Frank Cairns was childless, which I thought wise of him. He had been to Ceylon, gone back to England with a stiff case of homesickness disguised as malaria, married, and been shipped smartly out again, this time to Montreal. He was a neat, I think rather a small, man, with a straight part in his hair and a quick, brisk walk. He noticed I was engaged. I did not reply. I told him I had been in New York, had come back about a year ago, and missed “different things.” He seemed to approve. “You can’t make a move here,” he said more than once. I was not sure what he meant. If he had been only the person I have described I’d have started taking an earlier train to be rid of him. But Frank Cairns was something new, unique of his kind, and almost as good as a refugee, for he was a Socialist. At least he said he was. He said he had never voted anywhere but that if he ever in the future happened to be in England when there was an election he would certainly vote Labour. His Socialism did not fit anything else about him, and seemed to depend for its life on the memory of talks he’d once had with a friend whom he described as brilliant, philosophical, farseeing, and just. I thought, Like Christ, but did not know Frank Cairns well enough to say so. The nonbeliever I had become was sometimes dogged by the child whose nightly request had been “Gentle Jesus, meek and mild, look upon a little child,” and I sometimes got into ferocious arguments with her, as well as with other people. I was too curious about Frank Cairns to wish to quarrel over religion—at any rate not at the beginning. He talked about his friend without seeming able to share him. He never mentioned his name. I had to fill in the blank part of this conversation without help; I made the friend a high-ranking civil servant in Ceylon, older than anyone—which might have meant forty-two—an intellectual revolutionary who could work the future out on paper, like arithmetic.

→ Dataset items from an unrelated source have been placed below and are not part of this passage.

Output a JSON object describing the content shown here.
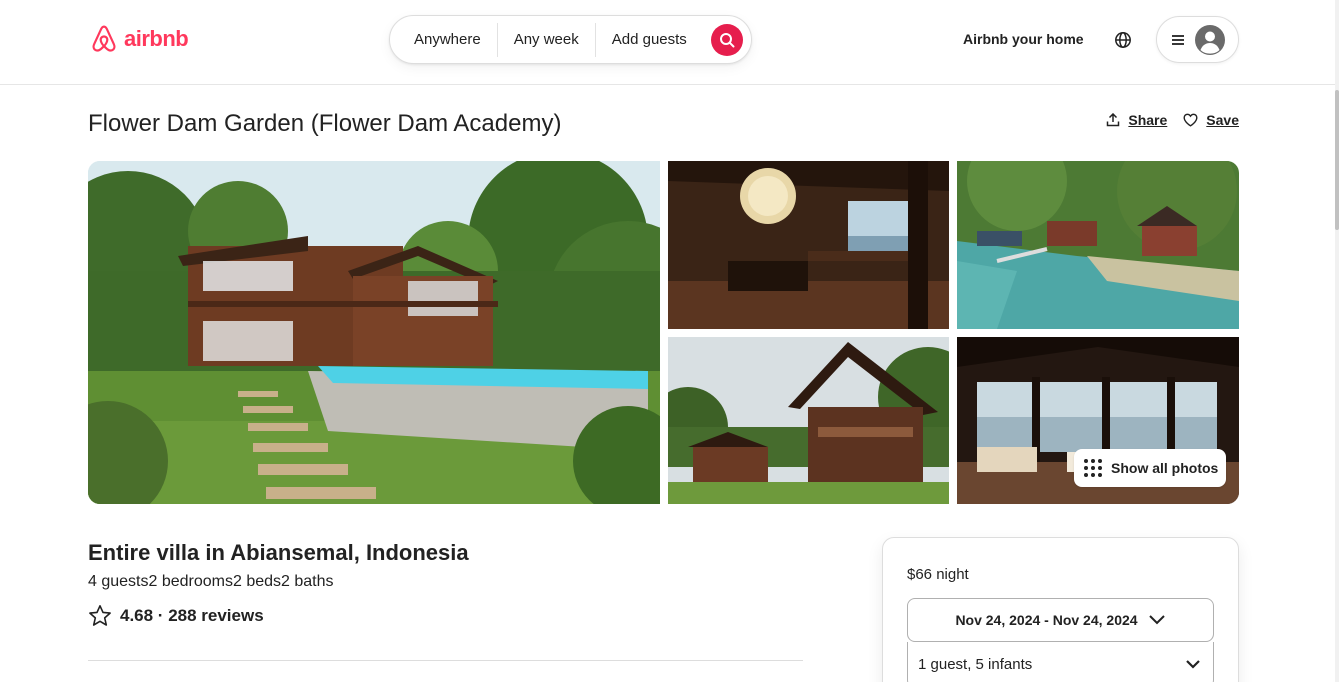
{
  "header": {
    "brand": "airbnb",
    "brand_color": "#ff385c",
    "search": {
      "where": "Anywhere",
      "when": "Any week",
      "who": "Add guests",
      "button_color": "#e61e4d",
      "icon": "search-icon"
    },
    "host_link": "Airbnb your home",
    "globe_icon": "globe-icon",
    "menu_icon": "hamburger-icon",
    "avatar_icon": "user-avatar-icon"
  },
  "listing": {
    "title": "Flower Dam Garden (Flower Dam Academy)",
    "share_label": "Share",
    "save_label": "Save",
    "show_all_photos": "Show all photos",
    "subtitle": "Entire villa in Abiansemal, Indonesia",
    "details": [
      "4 guests",
      "2 bedrooms",
      "2 beds",
      "2 baths"
    ],
    "rating_text": "4.68 · 288 reviews"
  },
  "booking": {
    "price": "$66 night",
    "dates": "Nov 24, 2024 - Nov 24, 2024",
    "guests": "1 guest, 5 infants"
  }
}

Wherever his opinions came from, Frank Cairns was the first person ever
to talk to me about the English poor. They seemed to be a race, different in kind from other English. He showed me old copies of
Picture Post
he must have saved up from the Depression. In our hot summer train, where everyone was starched and ironed and washed and fed, we considered slum doorways and the faces of women at the breaking point. They looked like Lenin’s “remnants of nations” except that there were too many of them for a remnant. I thought of my mother and her long preoccupation with the fate of the Scottsboro Boys. My mother had read and mooned and fretted about the Scottsboro case, while I tried to turn her attention to something urgent, such as that my school uniform was now torn in three places. It is quite possible that my mother had seldom seen a black except on railway trains. (If I say “black” it is only because it is expected. It was a rude and offensive term in my childhood and I would not have been allowed to use it. “Black” was the sort of thing South Africans said.) Had Frank Cairns actually seen those
Picture Post
faces, I wondered. His home, his England, was every other remittance man’s—the one I called “Christopher-Robin-land” and had sworn to keep away from. He hated Churchill, I remember, but I was used to hearing that. No man who remembered the Dardanelles really trusted him. Younger men (I am speaking of the handful I knew who had any opinion at all) were not usually irritated by his rhetoric until they got into uniform.